Guest Kerjin Posted June 14, 2018 Report Posted June 14, 2018 (edited) Let me just clarify a few things here: A Master is not a Daddy - full stop. The two are so vastly different it is like night and day. If a Master is showing caring and nurturing tendencies, then they are not a Master; just like if a Daddy is showing total control tendencies and isn't willing to offer much love and support back, then they are not a Daddy. There is a huge difference and the lines aren't often blurred, if ever. Nailed it 100%. Thank you for posting that explanation.

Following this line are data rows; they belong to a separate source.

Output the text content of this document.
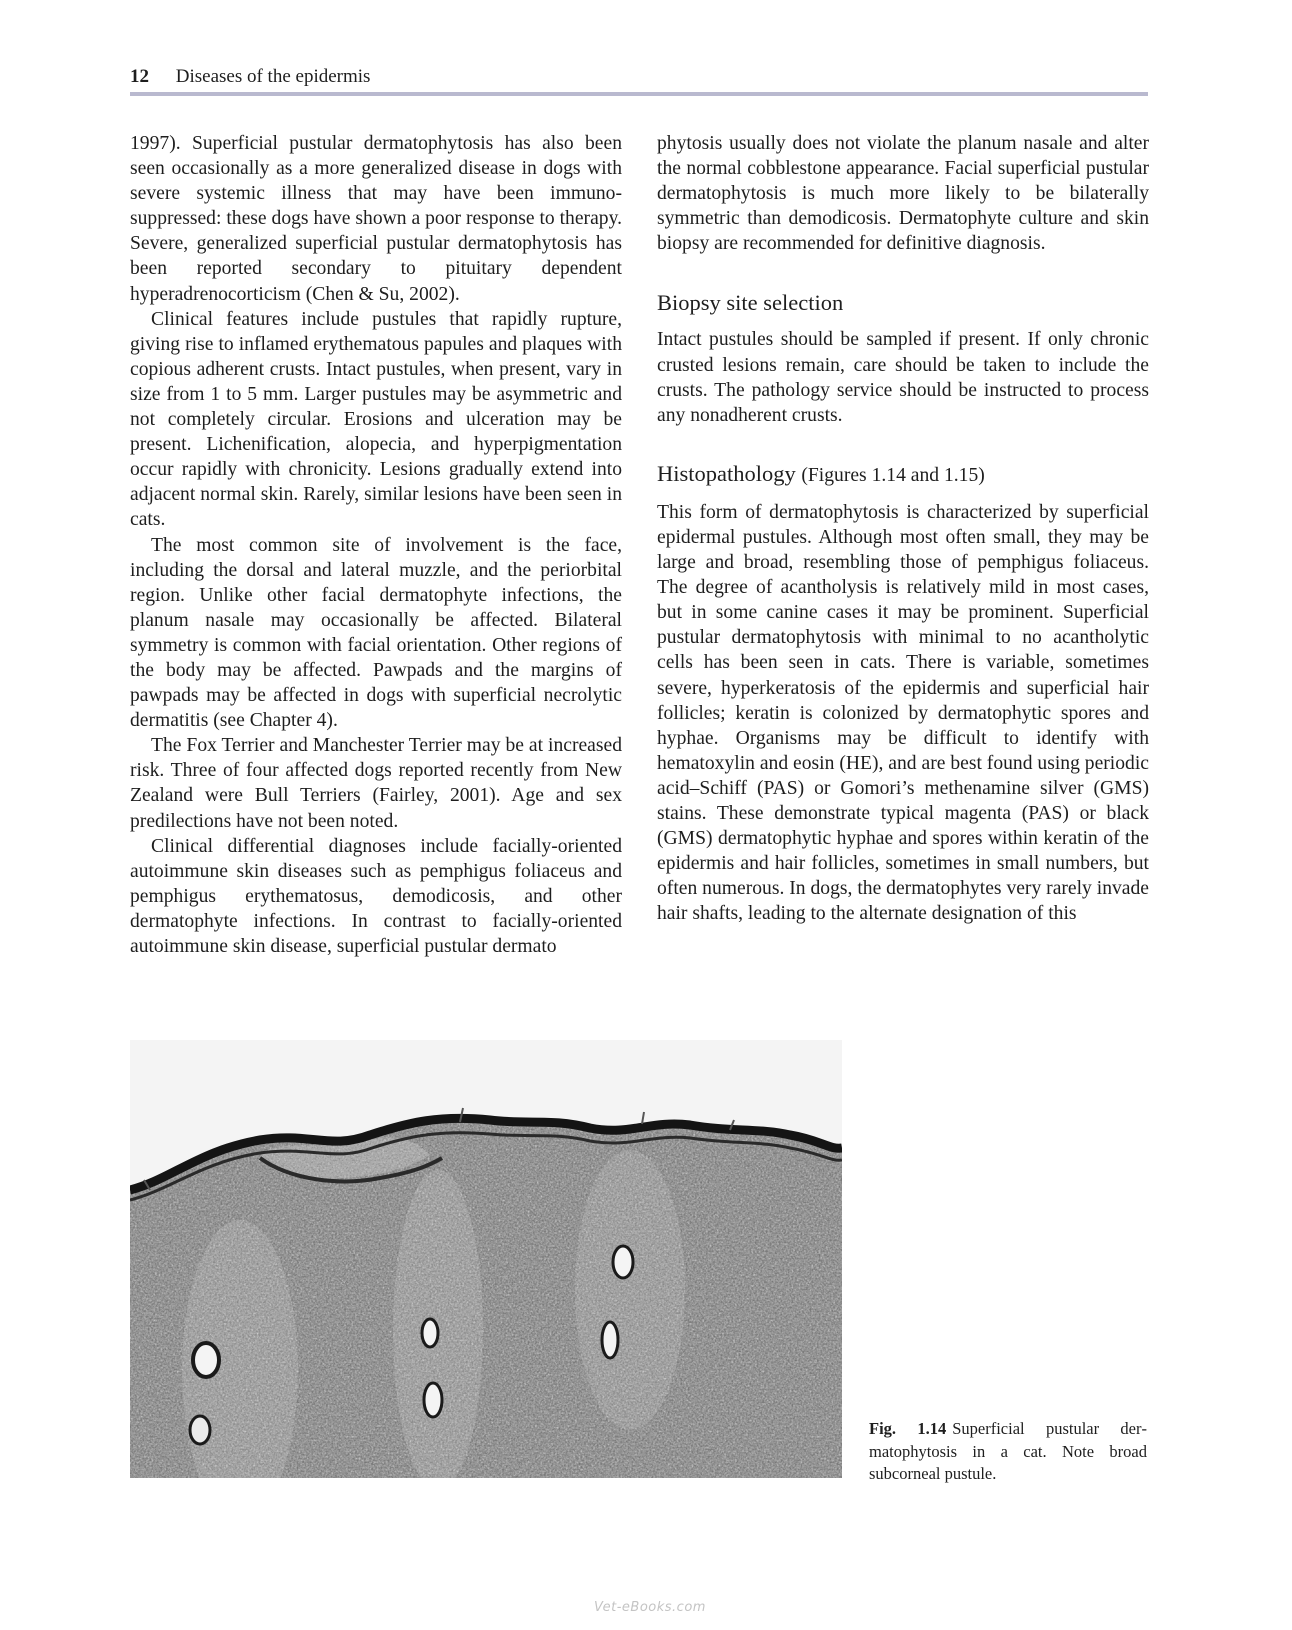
12 Diseases of the epidermis

1997). Superficial pustular dermatophytosis has also been seen occasionally as a more generalized disease in dogs with severe systemic illness that may have been immunosuppressed: these dogs have shown a poor response to therapy. Severe, generalized superficial pustular dermatophytosis has been reported secondary to pituitary dependent hyperadrenocorticism (Chen & Su, 2002).

Clinical features include pustules that rapidly rupture, giving rise to inflamed erythematous papules and plaques with copious adherent crusts. Intact pustules, when present, vary in size from 1 to 5 mm. Larger pustules may be asymmetric and not completely circular. Erosions and ulceration may be present. Lichenification, alopecia, and hyperpigmentation occur rapidly with chronicity. Lesions gradually extend into adjacent normal skin. Rarely, similar lesions have been seen in cats.

The most common site of involvement is the face, including the dorsal and lateral muzzle, and the periorbital region. Unlike other facial dermatophyte infections, the planum nasale may occasionally be affected. Bilateral symmetry is common with facial orientation. Other regions of the body may be affected. Pawpads and the margins of pawpads may be affected in dogs with superficial necrolytic dermatitis (see Chapter 4).

The Fox Terrier and Manchester Terrier may be at increased risk. Three of four affected dogs reported recently from New Zealand were Bull Terriers (Fairley, 2001). Age and sex predilections have not been noted.

Clinical differential diagnoses include facially-oriented autoimmune skin diseases such as pemphigus foliaceus and pemphigus erythematosus, demodicosis, and other dermatophyte infections. In contrast to facially-oriented autoimmune skin disease, superficial pustular dermato

phytosis usually does not violate the planum nasale and alter the normal cobblestone appearance. Facial superficial pustular dermatophytosis is much more likely to be bilaterally symmetric than demodicosis. Dermatophyte culture and skin biopsy are recommended for definitive diagnosis.

Biopsy site selection

Intact pustules should be sampled if present. If only chronic crusted lesions remain, care should be taken to include the crusts. The pathology service should be instructed to process any nonadherent crusts.

Histopathology (Figures 1.14 and 1.15)

This form of dermatophytosis is characterized by superficial epidermal pustules. Although most often small, they may be large and broad, resembling those of pemphigus foliaceus. The degree of acantholysis is relatively mild in most cases, but in some canine cases it may be prominent. Superficial pustular dermatophytosis with minimal to no acantholytic cells has been seen in cats. There is variable, sometimes severe, hyperkeratosis of the epidermis and superficial hair follicles; keratin is colonized by dermatophytic spores and hyphae. Organisms may be difficult to identify with hematoxylin and eosin (HE), and are best found using periodic acid–Schiff (PAS) or Gomori’s methenamine silver (GMS) stains. These demonstrate typical magenta (PAS) or black (GMS) dermatophytic hyphae and spores within keratin of the epidermis and hair follicles, sometimes in small numbers, but often numerous. In dogs, the dermatophytes very rarely invade hair shafts, leading to the alternate designation of this

Fig. 1.14 Superficial pustular dermatophytosis in a cat. Note broad subcorneal pustule.
Vet-eBooks.com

I too have been on both sides of the coin, as it were and I can not agree with you more. That being said, please understand, IMNSHO, there are so many different definitions of what works for one that doesn't work for another. Here's a quote that covers this "And thirdly, the code is more what you'd call "guidelines" than actual rules." Edited June 14, 2018 by Kerjin
Guest SUeB Posted June 14, 2018 Report Posted June 14, 2018 So my Master, who is also my Daddy is actually neither? Thanks for that short sighted and utterly wrong opinion. Yes, it's an opinion. Not a fact. He is both. 2
Guest AlisonS23 Posted June 14, 2018 Report Posted June 14, 2018 I have to agree with SUeB here guys!